Seeming to have forgotten about the splinter of glass in her arm, Nishi had sat down on the rim of the bathtub and was looking around the small room. Her lips were parted slightly, and behind her glasses, her eyes had a dim gleam to them, a bit like she had fallen into a trance. The blood running down from the cut on her forehead had already dried a blackish red. Then Taro noticed a faint smile on her lips. He remembered what she’d said before: I’ve always had luck on my side .

Unfortunately, though, Nishi had forgotten about the compact camera she’d slipped into her pocket expressly to take photographs of the green-tiled bathroom. Instead, she tried simply to imprint the scene in her mind.

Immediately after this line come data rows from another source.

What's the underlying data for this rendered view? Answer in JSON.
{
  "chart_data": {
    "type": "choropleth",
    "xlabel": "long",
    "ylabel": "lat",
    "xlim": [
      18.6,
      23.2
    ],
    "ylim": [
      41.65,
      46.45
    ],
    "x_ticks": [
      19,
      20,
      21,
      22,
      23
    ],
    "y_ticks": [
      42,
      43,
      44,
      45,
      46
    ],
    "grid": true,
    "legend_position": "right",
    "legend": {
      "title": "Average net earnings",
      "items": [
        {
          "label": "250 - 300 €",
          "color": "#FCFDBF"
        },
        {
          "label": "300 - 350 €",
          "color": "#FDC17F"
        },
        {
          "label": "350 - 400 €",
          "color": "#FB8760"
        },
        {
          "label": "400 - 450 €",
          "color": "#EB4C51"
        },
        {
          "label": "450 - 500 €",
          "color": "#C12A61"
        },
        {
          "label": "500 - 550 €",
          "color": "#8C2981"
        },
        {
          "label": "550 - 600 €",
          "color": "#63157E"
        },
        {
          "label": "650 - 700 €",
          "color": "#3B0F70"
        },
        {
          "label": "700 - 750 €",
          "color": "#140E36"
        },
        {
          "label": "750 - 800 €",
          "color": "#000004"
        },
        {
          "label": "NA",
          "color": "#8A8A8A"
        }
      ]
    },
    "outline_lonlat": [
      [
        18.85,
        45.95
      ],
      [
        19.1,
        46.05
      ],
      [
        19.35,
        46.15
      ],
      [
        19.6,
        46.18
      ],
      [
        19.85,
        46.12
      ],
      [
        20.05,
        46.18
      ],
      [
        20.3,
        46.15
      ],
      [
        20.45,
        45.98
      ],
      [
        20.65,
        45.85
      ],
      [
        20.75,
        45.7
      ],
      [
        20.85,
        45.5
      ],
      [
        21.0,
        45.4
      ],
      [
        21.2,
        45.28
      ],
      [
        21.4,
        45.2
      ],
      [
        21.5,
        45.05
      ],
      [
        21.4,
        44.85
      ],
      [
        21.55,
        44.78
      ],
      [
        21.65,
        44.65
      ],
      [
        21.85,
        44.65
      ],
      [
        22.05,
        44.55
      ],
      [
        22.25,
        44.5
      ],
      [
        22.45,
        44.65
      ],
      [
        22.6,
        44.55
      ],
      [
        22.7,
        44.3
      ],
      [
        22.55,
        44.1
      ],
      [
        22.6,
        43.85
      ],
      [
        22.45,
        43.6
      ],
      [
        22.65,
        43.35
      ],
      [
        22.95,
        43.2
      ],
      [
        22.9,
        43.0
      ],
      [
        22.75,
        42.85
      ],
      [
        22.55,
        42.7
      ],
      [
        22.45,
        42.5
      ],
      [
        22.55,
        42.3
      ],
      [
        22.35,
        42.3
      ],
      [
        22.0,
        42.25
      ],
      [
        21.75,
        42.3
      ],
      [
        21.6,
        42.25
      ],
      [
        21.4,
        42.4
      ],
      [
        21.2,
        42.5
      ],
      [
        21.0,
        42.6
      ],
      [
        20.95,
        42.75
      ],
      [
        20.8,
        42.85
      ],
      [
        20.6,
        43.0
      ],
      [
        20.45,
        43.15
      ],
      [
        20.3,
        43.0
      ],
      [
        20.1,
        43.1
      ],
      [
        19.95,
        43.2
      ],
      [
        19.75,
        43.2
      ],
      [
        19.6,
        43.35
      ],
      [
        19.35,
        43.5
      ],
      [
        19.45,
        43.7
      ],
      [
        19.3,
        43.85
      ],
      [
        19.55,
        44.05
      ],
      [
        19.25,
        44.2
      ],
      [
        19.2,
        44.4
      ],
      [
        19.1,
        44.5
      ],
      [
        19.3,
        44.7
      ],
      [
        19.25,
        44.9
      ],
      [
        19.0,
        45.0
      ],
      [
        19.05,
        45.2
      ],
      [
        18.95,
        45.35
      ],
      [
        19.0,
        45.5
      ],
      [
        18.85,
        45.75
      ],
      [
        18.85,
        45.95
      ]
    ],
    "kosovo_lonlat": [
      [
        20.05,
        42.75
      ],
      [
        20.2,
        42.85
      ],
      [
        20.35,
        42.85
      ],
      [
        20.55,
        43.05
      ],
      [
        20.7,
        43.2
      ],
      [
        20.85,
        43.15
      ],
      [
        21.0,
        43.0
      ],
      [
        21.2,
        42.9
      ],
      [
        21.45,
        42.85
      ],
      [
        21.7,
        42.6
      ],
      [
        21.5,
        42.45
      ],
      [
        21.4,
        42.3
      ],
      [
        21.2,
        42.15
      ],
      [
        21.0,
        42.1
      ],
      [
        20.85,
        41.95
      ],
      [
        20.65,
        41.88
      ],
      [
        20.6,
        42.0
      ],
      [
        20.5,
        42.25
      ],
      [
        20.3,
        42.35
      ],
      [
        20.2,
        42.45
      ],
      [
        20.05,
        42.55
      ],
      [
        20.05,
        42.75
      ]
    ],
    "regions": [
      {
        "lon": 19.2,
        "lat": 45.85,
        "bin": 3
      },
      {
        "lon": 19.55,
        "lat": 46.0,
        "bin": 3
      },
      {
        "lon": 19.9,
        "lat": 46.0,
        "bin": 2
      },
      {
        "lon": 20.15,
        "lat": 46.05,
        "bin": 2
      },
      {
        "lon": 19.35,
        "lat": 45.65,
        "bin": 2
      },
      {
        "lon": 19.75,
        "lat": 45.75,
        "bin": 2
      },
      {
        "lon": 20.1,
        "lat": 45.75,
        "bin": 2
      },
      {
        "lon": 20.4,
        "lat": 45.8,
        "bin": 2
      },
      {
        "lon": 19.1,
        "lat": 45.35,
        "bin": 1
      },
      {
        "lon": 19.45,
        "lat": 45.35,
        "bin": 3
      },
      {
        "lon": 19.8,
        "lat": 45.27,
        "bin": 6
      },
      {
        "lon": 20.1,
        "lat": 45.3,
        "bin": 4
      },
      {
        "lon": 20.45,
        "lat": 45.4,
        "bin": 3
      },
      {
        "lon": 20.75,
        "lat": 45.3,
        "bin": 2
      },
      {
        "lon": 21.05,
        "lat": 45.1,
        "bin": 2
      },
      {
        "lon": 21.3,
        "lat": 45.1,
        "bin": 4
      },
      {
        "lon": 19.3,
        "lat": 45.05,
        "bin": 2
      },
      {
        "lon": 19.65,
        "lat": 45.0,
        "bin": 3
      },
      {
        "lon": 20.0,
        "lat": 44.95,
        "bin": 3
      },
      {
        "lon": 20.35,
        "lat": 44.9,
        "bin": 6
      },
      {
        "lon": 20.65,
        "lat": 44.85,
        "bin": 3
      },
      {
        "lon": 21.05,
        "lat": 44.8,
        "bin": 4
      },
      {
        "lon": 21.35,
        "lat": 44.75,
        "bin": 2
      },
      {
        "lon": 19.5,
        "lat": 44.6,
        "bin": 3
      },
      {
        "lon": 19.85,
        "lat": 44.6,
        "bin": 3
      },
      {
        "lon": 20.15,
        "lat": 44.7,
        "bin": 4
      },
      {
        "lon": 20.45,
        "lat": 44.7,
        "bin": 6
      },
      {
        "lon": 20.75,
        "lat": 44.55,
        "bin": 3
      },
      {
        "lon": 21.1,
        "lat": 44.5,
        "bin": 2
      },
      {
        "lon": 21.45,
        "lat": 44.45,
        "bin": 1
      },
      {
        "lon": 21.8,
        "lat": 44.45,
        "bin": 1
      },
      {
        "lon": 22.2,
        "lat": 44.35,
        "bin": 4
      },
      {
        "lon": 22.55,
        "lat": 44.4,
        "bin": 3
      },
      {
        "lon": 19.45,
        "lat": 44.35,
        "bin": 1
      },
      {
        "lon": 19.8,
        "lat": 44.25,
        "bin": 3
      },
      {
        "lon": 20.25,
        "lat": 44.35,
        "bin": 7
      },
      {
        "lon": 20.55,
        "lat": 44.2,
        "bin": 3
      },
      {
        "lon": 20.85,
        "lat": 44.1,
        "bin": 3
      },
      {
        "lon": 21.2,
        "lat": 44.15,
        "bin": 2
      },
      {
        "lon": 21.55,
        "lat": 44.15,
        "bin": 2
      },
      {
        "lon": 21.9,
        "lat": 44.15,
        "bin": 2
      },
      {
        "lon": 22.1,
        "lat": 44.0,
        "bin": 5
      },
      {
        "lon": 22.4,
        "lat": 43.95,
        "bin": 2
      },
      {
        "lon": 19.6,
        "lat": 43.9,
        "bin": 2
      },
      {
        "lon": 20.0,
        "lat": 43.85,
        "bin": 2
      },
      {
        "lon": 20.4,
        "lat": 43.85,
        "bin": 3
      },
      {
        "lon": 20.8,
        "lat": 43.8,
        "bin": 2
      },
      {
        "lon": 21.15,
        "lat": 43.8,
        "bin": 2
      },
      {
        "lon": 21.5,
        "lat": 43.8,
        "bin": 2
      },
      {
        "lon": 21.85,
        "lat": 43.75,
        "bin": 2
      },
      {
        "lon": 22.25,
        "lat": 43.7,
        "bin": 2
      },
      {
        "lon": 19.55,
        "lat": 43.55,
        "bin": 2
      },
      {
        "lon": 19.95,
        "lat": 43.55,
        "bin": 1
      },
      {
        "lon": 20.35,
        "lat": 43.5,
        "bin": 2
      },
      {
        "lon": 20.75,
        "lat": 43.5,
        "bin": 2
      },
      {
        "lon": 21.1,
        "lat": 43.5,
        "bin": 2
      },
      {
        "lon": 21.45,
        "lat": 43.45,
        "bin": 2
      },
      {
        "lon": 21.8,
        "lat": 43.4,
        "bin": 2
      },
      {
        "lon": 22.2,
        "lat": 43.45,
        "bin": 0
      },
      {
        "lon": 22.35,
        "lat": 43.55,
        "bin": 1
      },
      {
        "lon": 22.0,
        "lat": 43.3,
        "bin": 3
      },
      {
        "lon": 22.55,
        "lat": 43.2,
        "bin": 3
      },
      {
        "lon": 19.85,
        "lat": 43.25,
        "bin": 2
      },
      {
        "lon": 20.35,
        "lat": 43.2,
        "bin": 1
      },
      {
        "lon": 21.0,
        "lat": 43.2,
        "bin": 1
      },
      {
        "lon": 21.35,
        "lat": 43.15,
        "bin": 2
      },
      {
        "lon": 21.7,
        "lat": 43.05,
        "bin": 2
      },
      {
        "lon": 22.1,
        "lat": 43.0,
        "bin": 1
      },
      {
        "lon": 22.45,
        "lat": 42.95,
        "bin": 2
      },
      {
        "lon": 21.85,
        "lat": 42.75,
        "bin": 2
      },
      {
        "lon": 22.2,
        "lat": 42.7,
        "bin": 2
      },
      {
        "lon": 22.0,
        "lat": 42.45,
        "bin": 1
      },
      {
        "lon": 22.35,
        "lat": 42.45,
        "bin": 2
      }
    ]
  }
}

Afterwards Miwako called a taxi, and Taro accompanied Nishi to a hospital with a 24-hour accident and emergency clinic. She was made to wait for a while, but didn’t complain about the pain. Instead, she seemed in a state of mild frenzy, and kept on talking about the bathroom tiles.

“What can I use to recreate those colours? That’s the big question. I guess maybe watercolour acrylics would be best. Though I might need to use some kind of special effects on the image, maybe. What do you think?”

“I know nothing about art.”

“I thought you might say that. I guess that rather than drawing in each individual tile, it might be better off capturing it generally, getting the overall balance of colour. Actually, maybe overlapping layers of coloured pencil could work.”

“It was just like in the photo, right?”

Nishi gave no reply.

They heard the siren of an ambulance, and then a patient was carried in on a stretcher. At the reception desk, an old man was complaining about something, repeating the same words over and over.

The cuts on Nishi’s arms were deep, and she got a total of eleven stitches in three different places. Luckily, maybe thanks to the protection offered by her glasses, the damage done to her face was minor. The cut above her cheekbone didn’t need stitches.

While Nishi and Taro were waiting to be charged for the treatment, Miwako’s husband Yosuke appeared. It was the first time Taro had met him. He was a tall, polite man with a classically handsome face. He apologized very simply to Nishi, and paid all the hospital fees. Then he drove them back to their block of flats in his navy German sports car. Both Nishi and Taro were impressed by how nice it felt to ride in it. The following day, the whole Morio family appeared on Taro’s doorstep, apologizing and thanking him. Haruki said in a loud clear voice, “I’m very sorry,” though he didn’t look up, so Taro knelt down and patted his head.